Palliative care isn't intuitive to most physicians, Bergamini said, noting that his medical school training on symptom control was limited to two days.

The Institute of Medicine report on "Dying in America," shows that most people nearing the end of life aren't physically, mentally or cognitively able to make their own decisions about care. The majority of these patients will receive acute hospital care from physicians who don't know them. Therefore, advance care planning is essential to ensure that patients receive care reflecting their values, goals, and preferences.

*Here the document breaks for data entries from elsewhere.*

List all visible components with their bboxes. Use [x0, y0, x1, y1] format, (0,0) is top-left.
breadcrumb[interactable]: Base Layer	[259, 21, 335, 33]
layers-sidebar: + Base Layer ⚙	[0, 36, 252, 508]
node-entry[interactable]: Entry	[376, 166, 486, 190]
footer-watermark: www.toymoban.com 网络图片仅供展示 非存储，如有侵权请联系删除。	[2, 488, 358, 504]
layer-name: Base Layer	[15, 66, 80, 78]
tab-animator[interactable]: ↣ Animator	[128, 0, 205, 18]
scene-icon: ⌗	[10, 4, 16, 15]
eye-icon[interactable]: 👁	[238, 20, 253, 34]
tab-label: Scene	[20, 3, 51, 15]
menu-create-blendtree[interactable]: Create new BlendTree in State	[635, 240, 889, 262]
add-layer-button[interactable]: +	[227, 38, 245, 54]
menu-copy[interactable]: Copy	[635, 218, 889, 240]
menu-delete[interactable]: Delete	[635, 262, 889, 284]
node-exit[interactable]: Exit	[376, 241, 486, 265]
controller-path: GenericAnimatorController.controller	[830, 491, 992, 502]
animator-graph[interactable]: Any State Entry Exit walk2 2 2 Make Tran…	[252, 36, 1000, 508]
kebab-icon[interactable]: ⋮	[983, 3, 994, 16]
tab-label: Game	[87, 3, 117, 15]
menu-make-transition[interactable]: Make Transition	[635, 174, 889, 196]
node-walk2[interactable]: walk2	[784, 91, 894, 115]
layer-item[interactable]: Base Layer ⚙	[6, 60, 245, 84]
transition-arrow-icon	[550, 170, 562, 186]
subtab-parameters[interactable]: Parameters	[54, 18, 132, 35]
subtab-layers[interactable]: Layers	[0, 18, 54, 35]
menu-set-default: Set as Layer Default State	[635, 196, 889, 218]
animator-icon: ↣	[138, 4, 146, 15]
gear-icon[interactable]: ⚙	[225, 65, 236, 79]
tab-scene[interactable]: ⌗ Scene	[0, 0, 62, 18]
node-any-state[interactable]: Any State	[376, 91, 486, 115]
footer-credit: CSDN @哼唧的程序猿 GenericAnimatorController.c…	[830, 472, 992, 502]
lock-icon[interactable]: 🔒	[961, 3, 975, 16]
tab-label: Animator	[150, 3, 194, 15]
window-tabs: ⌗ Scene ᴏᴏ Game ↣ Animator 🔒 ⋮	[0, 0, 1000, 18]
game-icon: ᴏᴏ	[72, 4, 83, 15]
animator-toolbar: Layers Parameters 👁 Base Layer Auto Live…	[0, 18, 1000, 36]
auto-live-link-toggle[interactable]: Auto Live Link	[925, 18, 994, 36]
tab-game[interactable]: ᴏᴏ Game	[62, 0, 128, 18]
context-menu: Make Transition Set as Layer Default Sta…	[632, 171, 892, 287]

Of people who indicate end-of-life care preferences, most choose care focused on alleviating pain and suffering. However, because the default mode of hospital treatment is acute care, advance planning and medical orders are needed to ensure that these preferences are honored.

Bergamini recommends family meetings that allow everyone to understand treatment plans and express concerns. Patients need to prepare their family members to be survivors, he added.

An advance directive, he said, is a gift to family members because it "speaks for you when you are unable to express your wishes. It only takes effect when you are unable to make your own decisions."

Palliative care, Bergamini said, "makes the aid in dying (movement) irrelevant, because it won't ever enter into the equation. Anyone who has a chronic illness should eventually seek palliative care to see what the options are."